Because I like you, I've implemented a few helful helper functions, to perform the fold (*) operation, concatenation and the reverse (_r) operations. You can copy these right into the top of your pat2.cpp file:

#include <map>
#include <vector>
 
// Prints out a vector of strings with spaces in between
// You can call this just like resout << some_vector << endl;
ostream& operator<< (ostream& out, const vector<string>& vec) {
  if (vec.empty()) return out;
  out << vec[0];
  for (unsigned long i=1; i<vec.size(); ++i)
    out << ' ' << vec[i];
  return out;
}
 
// Computes the "fold" or interleaving of two vectors of strings
vector<string> fold(const vector<string> &A, const vector<string> &B) {
  vector<string> res;
  unsigned long int i = 0;
  for (; i < A.size() && i < B.size(); ++i) {
    res.push_back(A[i]);
    res.push_back(B[i]);
  }
  for (; i < A.size(); ++i)
    res.push_back(A[i]);
  for (; i < B.size(); ++i)
    res.push_back(B[i]);
  return res;
}
 
// Concatenates two vectors of strings
vector<string> concat(const vector<string> &A, const vector<string> &B) {
  vector<string> res;
  unsigned long int i;
  for(i = 0; i < A.size(); ++i) res.push_back(A[i]);
  for(i = 0; i < B.size(); ++i) res.push_back(B[i]);
  return res;
}
 
// Reverses a vector of strings
vector<string> rev(const vector<string> &A) {
  vector<string> res;
  long int i;
  for(i = A.size() - 1; i >= 0; --i) res.push_back(A[i]);
  return res;
}

Hints:

You should still only need to mess with pat2.cpp for this part. You might notice that certain tokens already return semantic values in the pat.lpp file provided, and the match function I provided returns this string value to your recursive descent parser functions. (The basic parser from part I should just ignore these return types.)
Instead of implementing the whole thing at once, pretend that the "tail" rules all just go to ε, and ignore variables.

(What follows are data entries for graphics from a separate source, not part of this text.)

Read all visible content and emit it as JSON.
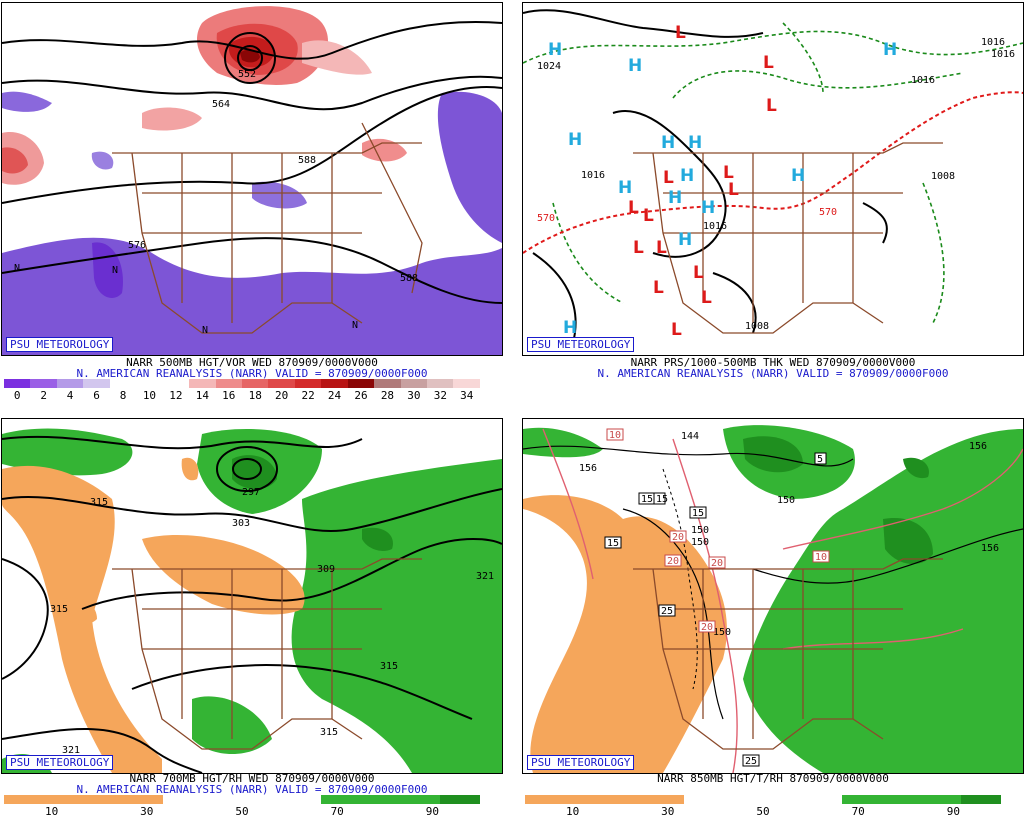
{
  "branding": "PSU METEOROLOGY",
  "panels": {
    "p500": {
      "title_line1": "NARR 500MB HGT/VOR WED 870909/0000V000",
      "title_line2": "N. AMERICAN REANALYSIS (NARR) VALID = 870909/0000F000",
      "colorbar": {
        "colors": [
          "#7b2fe0",
          "#9a5fe6",
          "#b49ae8",
          "#d2c6ee",
          "#ffffff",
          "#ffffff",
          "#ffffff",
          "#f4b7b7",
          "#ee8b8b",
          "#e66565",
          "#df4848",
          "#d42a2a",
          "#b81414",
          "#8a0606",
          "#b07a7a",
          "#c8a0a0",
          "#e0c0c0",
          "#f8d7d7"
        ],
        "ticks": [
          "0",
          "2",
          "4",
          "6",
          "8",
          "10",
          "12",
          "14",
          "16",
          "18",
          "20",
          "22",
          "24",
          "26",
          "28",
          "30",
          "32",
          "34"
        ]
      },
      "contour_labels": [
        "552",
        "564",
        "576",
        "588",
        "588",
        "N",
        "N",
        "N",
        "N"
      ]
    },
    "pmslp": {
      "title_line1": "NARR PRS/1000-500MB THK WED 870909/0000V000",
      "title_line2": "N. AMERICAN REANALYSIS (NARR) VALID = 870909/0000F000",
      "highs": [
        "H",
        "H",
        "H",
        "H",
        "H",
        "H",
        "H",
        "H",
        "H",
        "H",
        "H",
        "H",
        "H"
      ],
      "lows": [
        "L",
        "L",
        "L",
        "L",
        "L",
        "L",
        "L",
        "L",
        "L",
        "L",
        "L",
        "L",
        "L",
        "L"
      ],
      "contour_labels": [
        "1024",
        "1016",
        "1016",
        "1016",
        "1016",
        "1016",
        "1008",
        "1008",
        "570",
        "570"
      ]
    },
    "p700": {
      "title_line1": "NARR 700MB HGT/RH WED 870909/0000V000",
      "title_line2": "N. AMERICAN REANALYSIS (NARR) VALID = 870909/0000F000",
      "colorbar": {
        "colors": [
          "#f5a65b",
          "#f5a65b",
          "#f5a65b",
          "#f5a65b",
          "#ffffff",
          "#ffffff",
          "#ffffff",
          "#ffffff",
          "#34b434",
          "#34b434",
          "#34b434",
          "#1f8f1f"
        ],
        "ticks": [
          "10",
          "30",
          "50",
          "70",
          "90"
        ]
      },
      "contour_labels": [
        "315",
        "297",
        "303",
        "309",
        "321",
        "315",
        "315",
        "321",
        "315"
      ]
    },
    "p850": {
      "title_line1": "NARR 850MB HGT/T/RH 870909/0000V000",
      "colorbar": {
        "colors": [
          "#f5a65b",
          "#f5a65b",
          "#f5a65b",
          "#f5a65b",
          "#ffffff",
          "#ffffff",
          "#ffffff",
          "#ffffff",
          "#34b434",
          "#34b434",
          "#34b434",
          "#1f8f1f"
        ],
        "ticks": [
          "10",
          "30",
          "50",
          "70",
          "90"
        ]
      },
      "contour_labels": [
        "156",
        "150",
        "150",
        "156",
        "150",
        "144",
        "156",
        "150"
      ],
      "temp_boxes": [
        "10",
        "15",
        "15",
        "15",
        "15",
        "20",
        "20",
        "20",
        "25",
        "20",
        "5",
        "10",
        "25"
      ]
    }
  }
}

Just return empty vector<string>'s for the cases you want to ignore. Get that working then add the non-ε cattail rule. Get that working then add the rest. Leave variables for last.
Pass vectors by reference ... make them const too, it'll just make life easier.
Don't define variables inside a switch/case statement. There are potential problems that are best simply avoided. Instead, define them before the switch, and assign values inside the switch/case.
You'll need a symbol table for pat-language variables. Once again we'll use maps, but this time we're mapping strings to vectors of strings, i.e.:
```
map<string, vector<string> > symTable;
```
Make sure you use the spaces in between > and >. Why? Because C++'s scanner treats >> as a single token, not as two >'s.

Exercises

In the pat2.cpp file, extend your parser from Part I to actually interpret the language. You should have at least 4 more tests for this part, in the folder tests2/.

Enrichment: Efficiency

A hallmark feature of any good compiler or interpreter is how fast programs will run. The interpreter you created in Part II is probably quite inefficient in the way it handles memory. In particular, passing around vector<string>'s by value and returning them from functions involves a lot of memory copying. Much of this is unnecessary.

Re-write your interpreter from Part II to use memory more efficiently. In particular, your recursive descent functions should all return void, and they should store their results in the first argument, which should be non-const and passed by reference. For instance, the signature for cattail might be:

void cattail(vector<string>& vec);

With this, you should be able to make your recursive descent functions tail recursive. gcc will actually optimize for tail recursion in your programs (just like DrScheme would), but only if you tell it to with an optimization flag like -O2. You can insert this into the Makefile.

(Nothing to submit for this part. You can feel free to include your amped-up interpreter in what you submit for Part II, but make sure it doesn't break what you already had working!)